In Design Alternative 1 the autoscaling of replicas will continue, even if a given cluster gets disconnected from federation or in case of the federation control plane outage. This would happen because the local HPAs with the last know maxreplica and minreplicas would exist in the local clusters. Additionally in this alternative there is no need of collection and processing of the pod metrics for the target object from each individual cluster. This document proposes to use design alternative 1 as the preferred implementation.

Glossary

These use cases are specified using the terminology partly specific to telecom products/platforms:

1 - A telecom service provider has a large number of base stations, for a particular region, each with some set of virtualized resources each running some specific network functions. In a specific scenario the resources need to be treated logically separate (thus making large number of smaller clusters), but still a very similar workload needs to be deployed on each cluster (network function stacks, for example).

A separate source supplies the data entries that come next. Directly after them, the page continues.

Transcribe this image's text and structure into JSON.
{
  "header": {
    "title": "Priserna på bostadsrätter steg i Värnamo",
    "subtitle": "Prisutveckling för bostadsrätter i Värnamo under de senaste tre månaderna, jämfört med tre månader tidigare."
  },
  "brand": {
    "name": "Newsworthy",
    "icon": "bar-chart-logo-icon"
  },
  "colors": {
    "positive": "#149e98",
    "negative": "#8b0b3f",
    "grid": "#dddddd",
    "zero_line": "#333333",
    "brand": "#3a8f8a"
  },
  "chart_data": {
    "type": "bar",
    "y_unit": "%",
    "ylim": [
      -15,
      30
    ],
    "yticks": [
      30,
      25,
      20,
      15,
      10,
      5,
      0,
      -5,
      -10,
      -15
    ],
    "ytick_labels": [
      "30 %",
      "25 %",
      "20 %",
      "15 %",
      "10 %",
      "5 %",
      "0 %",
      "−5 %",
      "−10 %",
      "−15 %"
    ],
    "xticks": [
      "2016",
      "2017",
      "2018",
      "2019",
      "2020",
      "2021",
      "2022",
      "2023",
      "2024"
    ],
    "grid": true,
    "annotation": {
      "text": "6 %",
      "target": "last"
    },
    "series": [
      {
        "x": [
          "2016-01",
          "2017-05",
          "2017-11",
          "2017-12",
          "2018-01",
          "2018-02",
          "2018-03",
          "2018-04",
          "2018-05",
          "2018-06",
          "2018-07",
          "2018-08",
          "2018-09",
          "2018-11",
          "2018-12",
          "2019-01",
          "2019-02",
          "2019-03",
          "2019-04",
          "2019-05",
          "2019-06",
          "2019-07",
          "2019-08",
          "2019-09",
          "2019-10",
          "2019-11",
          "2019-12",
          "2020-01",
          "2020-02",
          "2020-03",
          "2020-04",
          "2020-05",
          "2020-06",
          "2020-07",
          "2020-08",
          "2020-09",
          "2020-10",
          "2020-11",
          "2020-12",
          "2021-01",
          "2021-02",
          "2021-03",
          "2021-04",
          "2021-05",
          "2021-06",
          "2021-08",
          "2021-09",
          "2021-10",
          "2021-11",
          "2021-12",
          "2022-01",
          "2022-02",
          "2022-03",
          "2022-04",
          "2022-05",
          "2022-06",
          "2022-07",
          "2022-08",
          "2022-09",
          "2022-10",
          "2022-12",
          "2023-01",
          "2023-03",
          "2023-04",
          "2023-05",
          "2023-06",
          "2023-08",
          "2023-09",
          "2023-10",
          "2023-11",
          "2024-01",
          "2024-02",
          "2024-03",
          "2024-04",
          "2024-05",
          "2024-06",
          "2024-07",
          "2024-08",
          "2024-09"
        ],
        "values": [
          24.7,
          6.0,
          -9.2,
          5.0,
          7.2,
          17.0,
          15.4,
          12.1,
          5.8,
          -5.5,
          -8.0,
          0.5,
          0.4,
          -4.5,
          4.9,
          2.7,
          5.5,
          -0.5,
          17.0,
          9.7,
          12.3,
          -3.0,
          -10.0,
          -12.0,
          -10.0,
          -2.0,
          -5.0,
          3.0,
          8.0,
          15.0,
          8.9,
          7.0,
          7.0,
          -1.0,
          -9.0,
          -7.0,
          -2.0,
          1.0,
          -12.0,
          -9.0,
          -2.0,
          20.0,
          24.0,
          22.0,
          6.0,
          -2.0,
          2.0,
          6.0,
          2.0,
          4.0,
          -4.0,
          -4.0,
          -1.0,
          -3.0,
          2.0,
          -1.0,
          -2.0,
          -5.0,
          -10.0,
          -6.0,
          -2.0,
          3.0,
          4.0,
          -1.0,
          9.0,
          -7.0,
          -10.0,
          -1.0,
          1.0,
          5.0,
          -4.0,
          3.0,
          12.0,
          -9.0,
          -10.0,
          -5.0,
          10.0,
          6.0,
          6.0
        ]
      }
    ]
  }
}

2 - In one of the architectures, the IOT matrix has IOT gateways, which aggregate a large number of IOT sensors in a small area (for example a shopping mall). The IOT gateway is envisioned as a virtualized resource, and in some cases multiple such resources need aggregation, each forming a small cluster. Each of these clusters might run very similar functions, but will independently scale based on the demand of that area.

3 - A telecom service provider has a large number of base stations, each with some set of virtualized resources, and each running specific network functions and each specifically catering to different network abilities (2g, 3g, 4g, etc). Each of these virtualized base stations, make small clusters and can cater to specific network abilities, such that one can cater to one or more network abilities. At a given point of time there would be some number of end user agents (cell phones) associated with each, and these UEs can come and go within the range of each. While the UEs move, a more centralized entity (read federation) needs to make a decision as to which exact base station cluster is suitable and with needed resources to handle the incoming UEs.